Ever heard the saying that “close only counts in horseshoes and hand grenades?” It means coming close to a goal isn’t good enough for most projects.
But it can be good enough when it come to charting the S&P 500. Last week, for instance, Market Insights surveyed the market’s backdrop of resistance around 2860 and support around 2800. Our post asked the simple question of whether the weak geopolitical backdrop would cause a retest of that key support zone.
The S&P 500 proceeded to drop more than 1 percent this morning, its biggest one-day decline since June 25. At its low, the index touched 2802.5, just 2.5 points from the level recently highlighted. That could be close enough.
After all, the domestic picture remains strong. Not only did July’s retail sales total beat estimates today. Two other reports may suggest the U.S. economic expansion still has room to run. The New York Federal Reserve’s Empire Manufacturing Index, for instance, showed it’s taking factories longer to fill orders and shipments are rising. That could mean business is still on the upswing.

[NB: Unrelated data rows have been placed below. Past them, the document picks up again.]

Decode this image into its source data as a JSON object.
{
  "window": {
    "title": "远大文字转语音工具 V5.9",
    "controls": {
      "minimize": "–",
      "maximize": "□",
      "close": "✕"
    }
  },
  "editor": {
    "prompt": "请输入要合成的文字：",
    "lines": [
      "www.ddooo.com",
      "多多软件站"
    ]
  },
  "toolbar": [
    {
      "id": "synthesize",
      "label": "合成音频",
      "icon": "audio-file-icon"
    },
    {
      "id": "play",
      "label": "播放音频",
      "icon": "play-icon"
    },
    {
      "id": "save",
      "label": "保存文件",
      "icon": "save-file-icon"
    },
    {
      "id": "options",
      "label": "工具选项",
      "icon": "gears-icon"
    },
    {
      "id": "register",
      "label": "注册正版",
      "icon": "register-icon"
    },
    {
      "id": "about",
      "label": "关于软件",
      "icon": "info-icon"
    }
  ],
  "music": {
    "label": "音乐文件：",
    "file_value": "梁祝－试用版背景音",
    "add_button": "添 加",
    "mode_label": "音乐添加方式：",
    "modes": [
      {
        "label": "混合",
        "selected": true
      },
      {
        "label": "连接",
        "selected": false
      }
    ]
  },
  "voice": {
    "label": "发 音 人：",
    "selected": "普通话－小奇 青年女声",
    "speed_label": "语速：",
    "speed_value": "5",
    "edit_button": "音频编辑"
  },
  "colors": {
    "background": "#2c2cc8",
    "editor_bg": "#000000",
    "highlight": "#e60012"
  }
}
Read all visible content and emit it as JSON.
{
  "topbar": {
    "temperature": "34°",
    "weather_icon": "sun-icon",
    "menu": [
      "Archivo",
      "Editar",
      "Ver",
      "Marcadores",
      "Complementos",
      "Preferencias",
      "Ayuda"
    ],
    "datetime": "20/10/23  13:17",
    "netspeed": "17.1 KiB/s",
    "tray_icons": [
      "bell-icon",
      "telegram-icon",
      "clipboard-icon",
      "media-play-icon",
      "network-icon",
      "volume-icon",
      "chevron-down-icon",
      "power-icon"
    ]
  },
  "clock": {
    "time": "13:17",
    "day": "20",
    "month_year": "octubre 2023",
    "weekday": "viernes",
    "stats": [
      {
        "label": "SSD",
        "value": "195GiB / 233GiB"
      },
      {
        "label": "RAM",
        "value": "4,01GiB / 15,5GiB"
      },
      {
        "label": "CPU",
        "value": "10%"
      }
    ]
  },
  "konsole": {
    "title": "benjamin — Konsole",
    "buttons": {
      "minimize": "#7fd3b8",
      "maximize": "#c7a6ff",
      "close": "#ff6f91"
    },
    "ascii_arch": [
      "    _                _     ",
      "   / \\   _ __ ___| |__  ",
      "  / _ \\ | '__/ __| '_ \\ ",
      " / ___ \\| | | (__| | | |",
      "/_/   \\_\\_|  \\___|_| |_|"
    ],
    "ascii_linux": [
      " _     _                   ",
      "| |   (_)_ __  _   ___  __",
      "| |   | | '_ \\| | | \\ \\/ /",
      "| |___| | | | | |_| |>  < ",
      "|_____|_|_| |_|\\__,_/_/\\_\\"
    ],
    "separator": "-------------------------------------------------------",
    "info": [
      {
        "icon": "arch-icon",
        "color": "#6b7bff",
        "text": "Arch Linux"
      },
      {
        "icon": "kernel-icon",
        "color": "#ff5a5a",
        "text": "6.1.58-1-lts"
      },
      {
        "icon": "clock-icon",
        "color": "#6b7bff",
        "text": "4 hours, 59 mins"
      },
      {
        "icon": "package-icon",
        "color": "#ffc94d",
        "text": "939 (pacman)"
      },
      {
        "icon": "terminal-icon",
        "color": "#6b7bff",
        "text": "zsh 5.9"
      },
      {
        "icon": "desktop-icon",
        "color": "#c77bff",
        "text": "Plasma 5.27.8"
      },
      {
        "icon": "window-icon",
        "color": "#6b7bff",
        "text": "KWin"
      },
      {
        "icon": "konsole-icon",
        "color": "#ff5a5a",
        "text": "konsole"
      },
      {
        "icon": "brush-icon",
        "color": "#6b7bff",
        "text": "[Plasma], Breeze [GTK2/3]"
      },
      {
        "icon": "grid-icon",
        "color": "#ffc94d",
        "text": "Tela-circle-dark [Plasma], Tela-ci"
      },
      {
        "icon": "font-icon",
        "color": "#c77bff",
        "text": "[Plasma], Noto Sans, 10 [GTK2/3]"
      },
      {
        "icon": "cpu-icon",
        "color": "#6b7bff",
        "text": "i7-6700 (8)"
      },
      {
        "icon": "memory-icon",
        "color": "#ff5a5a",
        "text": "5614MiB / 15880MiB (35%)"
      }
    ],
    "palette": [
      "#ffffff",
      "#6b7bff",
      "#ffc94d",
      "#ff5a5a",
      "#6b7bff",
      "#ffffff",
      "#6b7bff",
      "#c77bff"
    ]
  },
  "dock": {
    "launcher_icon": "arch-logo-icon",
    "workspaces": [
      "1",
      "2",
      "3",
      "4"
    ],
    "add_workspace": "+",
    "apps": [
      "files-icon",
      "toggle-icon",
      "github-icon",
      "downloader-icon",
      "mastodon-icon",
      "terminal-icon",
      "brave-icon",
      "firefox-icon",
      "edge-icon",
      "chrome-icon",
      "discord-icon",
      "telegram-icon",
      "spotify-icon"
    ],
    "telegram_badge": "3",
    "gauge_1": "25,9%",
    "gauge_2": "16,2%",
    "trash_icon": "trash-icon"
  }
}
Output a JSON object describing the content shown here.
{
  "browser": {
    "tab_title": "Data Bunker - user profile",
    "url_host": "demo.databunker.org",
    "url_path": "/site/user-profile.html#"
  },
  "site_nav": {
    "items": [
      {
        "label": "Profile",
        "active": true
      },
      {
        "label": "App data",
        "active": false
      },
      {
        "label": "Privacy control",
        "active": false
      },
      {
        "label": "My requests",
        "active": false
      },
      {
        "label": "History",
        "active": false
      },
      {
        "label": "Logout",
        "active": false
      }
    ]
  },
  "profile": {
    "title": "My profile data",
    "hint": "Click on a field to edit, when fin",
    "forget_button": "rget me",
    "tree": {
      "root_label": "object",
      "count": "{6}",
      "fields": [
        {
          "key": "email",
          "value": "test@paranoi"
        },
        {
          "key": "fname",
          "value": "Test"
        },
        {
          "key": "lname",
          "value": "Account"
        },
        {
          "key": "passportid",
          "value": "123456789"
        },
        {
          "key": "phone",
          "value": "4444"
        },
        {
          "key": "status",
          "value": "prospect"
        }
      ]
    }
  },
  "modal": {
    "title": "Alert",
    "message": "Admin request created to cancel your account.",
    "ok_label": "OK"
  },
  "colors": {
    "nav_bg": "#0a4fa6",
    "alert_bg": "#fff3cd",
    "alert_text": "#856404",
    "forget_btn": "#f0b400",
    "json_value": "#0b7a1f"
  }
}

Secondly, second-quarter labor productivity rose more than expected amid a surge in output. That’s important because many economists had worried the U.S. wouldn’t be able to keep up with demand. What if those same professional bean counters are simply too pessimistic about weak “trend growth” for our country?
Things are obviously worse abroad. Turkey’s in a currency crisis and China’s clearly slowing. That’s weighed on oil prices, pretty much along the lines Market Insights described two weeks ago. Other commodities have followed suit.
But Europe isn’t dead yet and Japan seems to be rousing from its long economic winter. Second-quarter gross domestic product beat estimates in both regions, and this week’s Zew economic survey showed surprisingly strong conditions in Germany. Don’t forget the euro hit a new 52-week low today, which will likely trickle through to stronger exports in coming months — regardless of trade wars.
(The next question to ask is whether Jerome Powell’s Fed shifts to a regime of three rates hikes this year instead of four. It’s hard to see how that would be bearish.)
Finally, don’t forget we just ended a very strong earnings season. Almost 79 percent of companies surpassed profit estimates and 73 percent beat on revenue, according to Thomson Reuters. That’s well above the long-term average on both.
In conclusion, the S&P 500 seems to be holding a key level as we enter a quiet period at the end of the summer. This isn’t a trade recommendation and everyone needs to do their own homework, but a lot of positive conditions seem to remain in effect despite the past week’s turmoil.